Trevor had, like him, been searching for days, and all her friends were frantic, writing letter after letter to everyone they knew, wearing down the Baron with their pleas to frank each missive in search of Lucasta. But she’d contacted him. Jem.

Though the letter held no information of her whereabouts, it was the first contact they’d had since she disappeared. The first clue.

A poem, by one Richard Lovelace, a poet he’d never heard of, with a brief introduction scribbled above it:

Milord Payne: you asked once the provenance of my unusual name. It was invented by a poet my father loved, one of those they called the Cavaliers, who fought for King Charles in the civil war. I found it among my cousin’s books and thought of you. –L.

The poem was titled “To Lucasta, Going to the Wars.” It was a strange, brief little ballad about a man who was leaving his sweetheart for the honor and glory of battle, and informing her that, rather than lonely or bereft, she ought to feel pleased by his choice and think the better of him for it.

“Tell me not, sweet, I am unkind,” Trevor read aloud, his brow furrowing, “that from the nunnery / Of thy chaste breast and quiet mind / To war and arms I fly’—” He looked up. “Have you been corresponding in rubbish poetry, then?”

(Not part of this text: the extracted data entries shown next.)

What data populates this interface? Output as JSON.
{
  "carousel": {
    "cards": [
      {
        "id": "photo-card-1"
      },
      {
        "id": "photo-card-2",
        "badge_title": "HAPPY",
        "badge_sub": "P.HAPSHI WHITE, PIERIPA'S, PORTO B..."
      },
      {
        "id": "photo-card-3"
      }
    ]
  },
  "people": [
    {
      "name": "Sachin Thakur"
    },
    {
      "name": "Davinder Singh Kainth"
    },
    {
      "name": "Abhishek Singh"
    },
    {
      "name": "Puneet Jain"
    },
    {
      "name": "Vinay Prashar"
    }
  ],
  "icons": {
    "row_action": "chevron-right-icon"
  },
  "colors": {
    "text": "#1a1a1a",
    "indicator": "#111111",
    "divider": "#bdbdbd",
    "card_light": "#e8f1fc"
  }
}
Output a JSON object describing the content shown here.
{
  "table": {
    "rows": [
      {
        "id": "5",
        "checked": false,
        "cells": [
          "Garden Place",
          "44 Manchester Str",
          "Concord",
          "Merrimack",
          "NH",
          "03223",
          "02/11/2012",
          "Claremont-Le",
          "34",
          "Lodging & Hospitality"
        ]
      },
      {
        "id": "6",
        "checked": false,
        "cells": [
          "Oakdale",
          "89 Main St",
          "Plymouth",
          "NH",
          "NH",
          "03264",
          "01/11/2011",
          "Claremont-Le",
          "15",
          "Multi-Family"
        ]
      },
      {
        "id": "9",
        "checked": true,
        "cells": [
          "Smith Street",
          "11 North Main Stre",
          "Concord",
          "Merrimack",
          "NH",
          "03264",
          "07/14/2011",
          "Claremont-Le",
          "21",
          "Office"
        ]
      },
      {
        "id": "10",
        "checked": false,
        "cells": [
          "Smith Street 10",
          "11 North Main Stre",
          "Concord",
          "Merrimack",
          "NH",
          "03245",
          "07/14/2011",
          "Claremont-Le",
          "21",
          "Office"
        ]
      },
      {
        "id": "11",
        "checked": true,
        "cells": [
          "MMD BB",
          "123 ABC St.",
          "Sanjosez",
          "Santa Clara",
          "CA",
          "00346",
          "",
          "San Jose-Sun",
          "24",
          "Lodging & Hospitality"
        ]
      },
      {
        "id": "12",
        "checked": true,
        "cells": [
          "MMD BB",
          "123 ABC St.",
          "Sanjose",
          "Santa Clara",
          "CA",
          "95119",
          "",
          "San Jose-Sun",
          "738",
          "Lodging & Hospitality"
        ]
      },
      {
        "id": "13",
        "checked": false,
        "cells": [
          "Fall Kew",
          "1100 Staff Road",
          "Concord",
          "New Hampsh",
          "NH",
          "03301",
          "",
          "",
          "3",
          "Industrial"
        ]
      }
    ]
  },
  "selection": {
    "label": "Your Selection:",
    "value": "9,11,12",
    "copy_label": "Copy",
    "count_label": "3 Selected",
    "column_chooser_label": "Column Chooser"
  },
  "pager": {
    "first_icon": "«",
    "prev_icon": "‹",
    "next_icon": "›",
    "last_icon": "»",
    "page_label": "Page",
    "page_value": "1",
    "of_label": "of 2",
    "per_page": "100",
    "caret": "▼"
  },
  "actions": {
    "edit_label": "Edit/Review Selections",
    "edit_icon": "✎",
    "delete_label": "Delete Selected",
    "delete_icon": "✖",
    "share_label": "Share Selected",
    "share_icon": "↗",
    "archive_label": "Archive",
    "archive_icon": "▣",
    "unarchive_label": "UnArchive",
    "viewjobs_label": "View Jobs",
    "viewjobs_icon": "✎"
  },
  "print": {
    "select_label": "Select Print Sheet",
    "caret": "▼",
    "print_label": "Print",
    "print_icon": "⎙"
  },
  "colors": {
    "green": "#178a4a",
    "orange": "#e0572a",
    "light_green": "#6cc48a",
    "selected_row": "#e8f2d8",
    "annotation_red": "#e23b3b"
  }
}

“No, I’m certain it’s a hint. A code of some sort. She’s trying to tell us what happened, but she isn’t at liberty to speak freely.”

Jem paced the parlor, which held the damp chill of the day, a fire not being laid. A poorly painted fire screen, not yet finished, stood in one corner. Jem clenched and unclenched his hands.

“If only his man would let us into the Frotheringale townhouse. I don’t believe for a moment that your cousin has been indisposed all this time. I’m sure we could throttle information out of him, if we could only get inside.”

“But the men we have watching the house have only seen servants coming and going,” Trevor replied, returning to the note. “‘A new mistress now I chase’— If it’s code, I think she’s breaking it off with you, old boy.”

A lump like cold pudding quivered in Jem’s gut. Lucasta had good reason to fly from him.

He’d behaved abominably when he discovered the agreement she’d made with Judith behind his back. His grandfather the Marquess had suddenly descended on the household, ill and quarrelsome, and the hours of grating lectures from the old man had left Jem so raw that he’d unleashed his unhappiness on Lucasta, punishing her as if she’d been conspiring against him when she’d done nothing but bring tenderness and light and joy to his family. To him.